Generally speaking, the disposition of an EA can be easily interchanged with that of a CPA, MBA, tax preparer from the Old School, and most notoriously – the internal auditor. An EA wears the face of the proverbial “Bookkeeper”: a math brain, with little sense of social awareness or functionality; the average Enrolled Agent is the absolute opposite of the artistic writer…but here I am.
I have always been a walking contradiction, I guess…going all the way back to pre-school, where I was regularly in trouble for beating up various little boys (wearing a tie-shoulder sundress, might I add) that I had witnessed bullying someone smaller than they were…and, here I am.
With these things being said first, it’s no surprise then that my brain automatically creates math equations out of my statistics page here at my blog, is it? Of course it isn’t.

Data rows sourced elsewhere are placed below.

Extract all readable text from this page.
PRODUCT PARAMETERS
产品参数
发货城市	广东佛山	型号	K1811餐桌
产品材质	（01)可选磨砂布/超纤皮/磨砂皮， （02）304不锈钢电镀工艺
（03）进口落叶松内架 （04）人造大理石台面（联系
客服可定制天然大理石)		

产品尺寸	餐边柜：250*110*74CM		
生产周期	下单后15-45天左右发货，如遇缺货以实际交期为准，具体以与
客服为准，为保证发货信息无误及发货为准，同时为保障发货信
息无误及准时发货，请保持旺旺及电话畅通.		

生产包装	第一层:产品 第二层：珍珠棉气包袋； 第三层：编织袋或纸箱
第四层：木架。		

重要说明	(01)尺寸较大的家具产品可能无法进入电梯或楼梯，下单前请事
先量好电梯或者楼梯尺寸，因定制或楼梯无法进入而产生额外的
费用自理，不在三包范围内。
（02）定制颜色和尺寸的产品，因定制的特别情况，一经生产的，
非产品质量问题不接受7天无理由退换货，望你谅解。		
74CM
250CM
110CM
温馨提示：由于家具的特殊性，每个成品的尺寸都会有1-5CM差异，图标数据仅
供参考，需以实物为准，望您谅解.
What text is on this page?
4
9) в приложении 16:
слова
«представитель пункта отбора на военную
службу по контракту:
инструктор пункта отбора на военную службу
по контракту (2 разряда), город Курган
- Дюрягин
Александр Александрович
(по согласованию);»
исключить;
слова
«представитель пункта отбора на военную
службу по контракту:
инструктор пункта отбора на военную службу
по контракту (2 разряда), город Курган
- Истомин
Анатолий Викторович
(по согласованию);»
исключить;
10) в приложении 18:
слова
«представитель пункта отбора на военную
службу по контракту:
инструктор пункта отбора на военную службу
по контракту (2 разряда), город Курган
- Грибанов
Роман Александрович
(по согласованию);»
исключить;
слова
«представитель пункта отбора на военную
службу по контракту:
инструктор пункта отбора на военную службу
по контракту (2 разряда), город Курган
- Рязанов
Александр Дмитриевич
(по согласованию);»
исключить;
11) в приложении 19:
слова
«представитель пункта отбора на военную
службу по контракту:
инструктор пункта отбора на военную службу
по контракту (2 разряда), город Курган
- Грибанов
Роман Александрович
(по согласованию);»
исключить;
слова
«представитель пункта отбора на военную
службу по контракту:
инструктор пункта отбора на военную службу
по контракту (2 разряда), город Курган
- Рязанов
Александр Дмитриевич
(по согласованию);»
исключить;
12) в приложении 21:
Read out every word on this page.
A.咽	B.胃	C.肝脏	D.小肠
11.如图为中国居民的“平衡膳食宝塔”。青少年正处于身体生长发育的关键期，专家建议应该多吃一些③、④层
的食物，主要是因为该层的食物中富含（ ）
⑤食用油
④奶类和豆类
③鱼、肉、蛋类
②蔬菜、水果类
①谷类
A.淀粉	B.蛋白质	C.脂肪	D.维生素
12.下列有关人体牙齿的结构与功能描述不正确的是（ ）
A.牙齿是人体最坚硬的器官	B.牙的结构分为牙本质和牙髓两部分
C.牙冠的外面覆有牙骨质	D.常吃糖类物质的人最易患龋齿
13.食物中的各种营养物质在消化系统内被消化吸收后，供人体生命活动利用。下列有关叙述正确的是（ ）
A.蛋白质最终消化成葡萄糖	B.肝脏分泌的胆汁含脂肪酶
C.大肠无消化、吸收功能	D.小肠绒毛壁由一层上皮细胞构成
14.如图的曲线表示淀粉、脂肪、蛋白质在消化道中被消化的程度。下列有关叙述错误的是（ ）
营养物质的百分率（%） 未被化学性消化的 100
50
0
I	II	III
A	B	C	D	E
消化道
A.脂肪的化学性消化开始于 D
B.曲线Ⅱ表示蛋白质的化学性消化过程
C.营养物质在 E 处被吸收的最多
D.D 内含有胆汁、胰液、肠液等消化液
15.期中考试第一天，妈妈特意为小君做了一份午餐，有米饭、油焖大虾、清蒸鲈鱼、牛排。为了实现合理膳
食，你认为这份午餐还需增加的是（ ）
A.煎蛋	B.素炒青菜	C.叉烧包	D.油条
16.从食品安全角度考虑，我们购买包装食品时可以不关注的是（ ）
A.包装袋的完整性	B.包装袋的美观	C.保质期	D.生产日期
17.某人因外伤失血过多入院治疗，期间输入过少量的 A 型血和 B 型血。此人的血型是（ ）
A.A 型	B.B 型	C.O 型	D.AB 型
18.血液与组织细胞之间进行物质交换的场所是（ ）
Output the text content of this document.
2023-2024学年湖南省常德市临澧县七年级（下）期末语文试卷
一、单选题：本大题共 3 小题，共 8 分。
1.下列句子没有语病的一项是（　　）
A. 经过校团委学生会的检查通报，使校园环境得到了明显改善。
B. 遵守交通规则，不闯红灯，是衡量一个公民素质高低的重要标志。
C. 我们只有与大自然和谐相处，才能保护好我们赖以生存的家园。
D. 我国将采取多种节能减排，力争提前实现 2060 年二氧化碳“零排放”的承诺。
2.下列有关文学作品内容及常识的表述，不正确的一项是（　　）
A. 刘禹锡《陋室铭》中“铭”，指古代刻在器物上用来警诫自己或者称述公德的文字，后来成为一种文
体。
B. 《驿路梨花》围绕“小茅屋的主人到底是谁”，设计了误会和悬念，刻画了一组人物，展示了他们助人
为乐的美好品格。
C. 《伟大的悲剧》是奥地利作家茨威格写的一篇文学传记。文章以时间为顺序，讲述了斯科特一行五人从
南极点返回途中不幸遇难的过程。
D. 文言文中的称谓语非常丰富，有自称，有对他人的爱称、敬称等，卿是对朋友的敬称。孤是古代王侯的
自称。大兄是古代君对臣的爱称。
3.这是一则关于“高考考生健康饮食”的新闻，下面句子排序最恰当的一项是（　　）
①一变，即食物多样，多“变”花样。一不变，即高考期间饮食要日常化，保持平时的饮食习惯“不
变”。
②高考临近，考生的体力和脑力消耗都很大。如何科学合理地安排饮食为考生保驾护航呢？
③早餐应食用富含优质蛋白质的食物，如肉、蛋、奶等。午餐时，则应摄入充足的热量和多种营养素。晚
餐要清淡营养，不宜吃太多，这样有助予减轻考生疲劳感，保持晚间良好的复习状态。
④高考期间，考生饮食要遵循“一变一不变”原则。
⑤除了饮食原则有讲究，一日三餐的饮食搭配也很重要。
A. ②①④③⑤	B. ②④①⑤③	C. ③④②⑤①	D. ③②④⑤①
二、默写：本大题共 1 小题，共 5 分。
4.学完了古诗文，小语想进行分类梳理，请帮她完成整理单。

Now, I most certainly understand, and can also relate to the notion of being shy or timid, bashful or even just plain anti-social when it comes to interactions with others – especially strangers – that’s truly not my issue with the deductions that I continue to draw from these basic equations regarding my blog’s traffic. My issue is with TROLLS who feel some disturbing need to “watch” me without ever bothering to engage one time with the Human who writes the shit they can’t seem to unglue themselves from…that’s creepy as fuck, I’m sorry…no, I’m not. YOU should be sorry, if YOU are one of these silent and creepy trolls that make up the 5.0424194815/ 6 viewers who lurk around (and have since day 1 almost a year ago, now) without even a “fuck you – you suck!”
I’m just saying….that’s some fuckin’ BAD MATH if I ever saw it…ya fuckin’ creeps.